Klok et al,13 reported in their studies that PAT treatment should be adjusted according to the patient’s body weight and underlying disease. The standard dose was not given to all patients in our study. The dose was adjusted according to our guide, similar to the recommendation of Klok et al.13 The risk of DVT was evaluated in COVID-19 patients in a cohort study including 121 patients. The risk factors related to DVT were age (odds ratio (OR) = 1.05; p = 0.0306), higher admission CRP (OR = 1.02; p = 0.0040), and D-dimer (OR = 1.42; p = 0.0010) levels. Significant increases were seen in COVID-19 patients with DVT in CRP, D-dimer levels, and neutrophil counts.14

Although there are studies in the literature showing that PAT reduces mortality, there is no study investigating its anti-inflammatory activity.15–19

As the number of cases seen increases, COVID-19 causes very different thromboembolic complications.20,21 However, the disease mechanisms are still not fully understood.
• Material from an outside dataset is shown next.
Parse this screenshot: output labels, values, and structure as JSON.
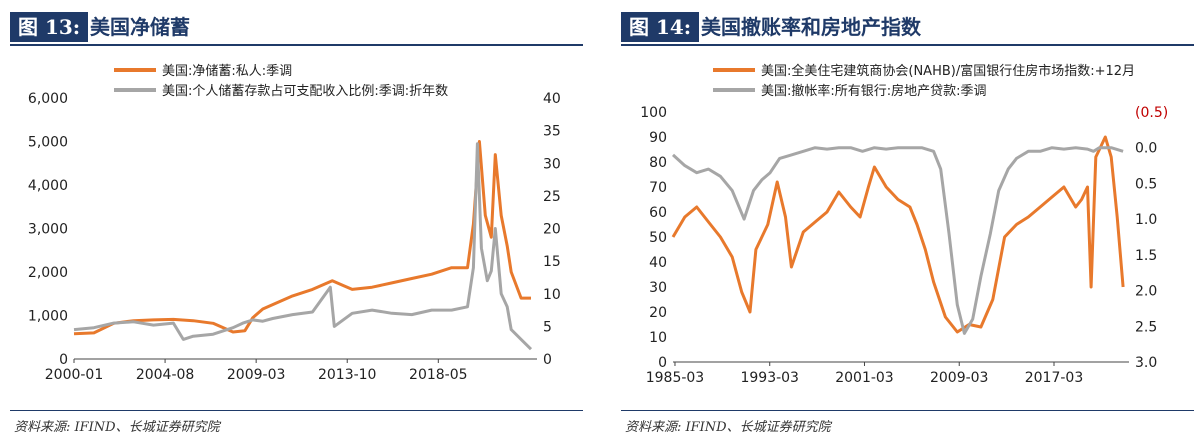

There are no studies investigating detailed anti-inflammatory effects according to biomarkers and inflammatory effects of PAT use in COVID-19. Therefore, our study findings could not be discussed with other studies.

This study was single center and retrospective. The lack of significant results could be due to the sample size; insufficient sample size may cause bias between groups in terms of results. Our study would benefit from larger sample sizes. In this context, CRP may not be a major endpoint.

Conclusion

The use of PAT in COVID-19 patients was not effective in reducing 28-day mortality, intubation, DIC, TEE development rates, and CRP levels among patients hospitalized other than in the ICU. The use of PAT in critically ill patients was not effective in reducing CRP levels, which is one of the biomarkers of inflammation. Further randomized controlled prospective studies with other biomarkers of inflammation are urgently needed.

Disclosure

The authors declared no conflicts of interest. No funding was received for this study.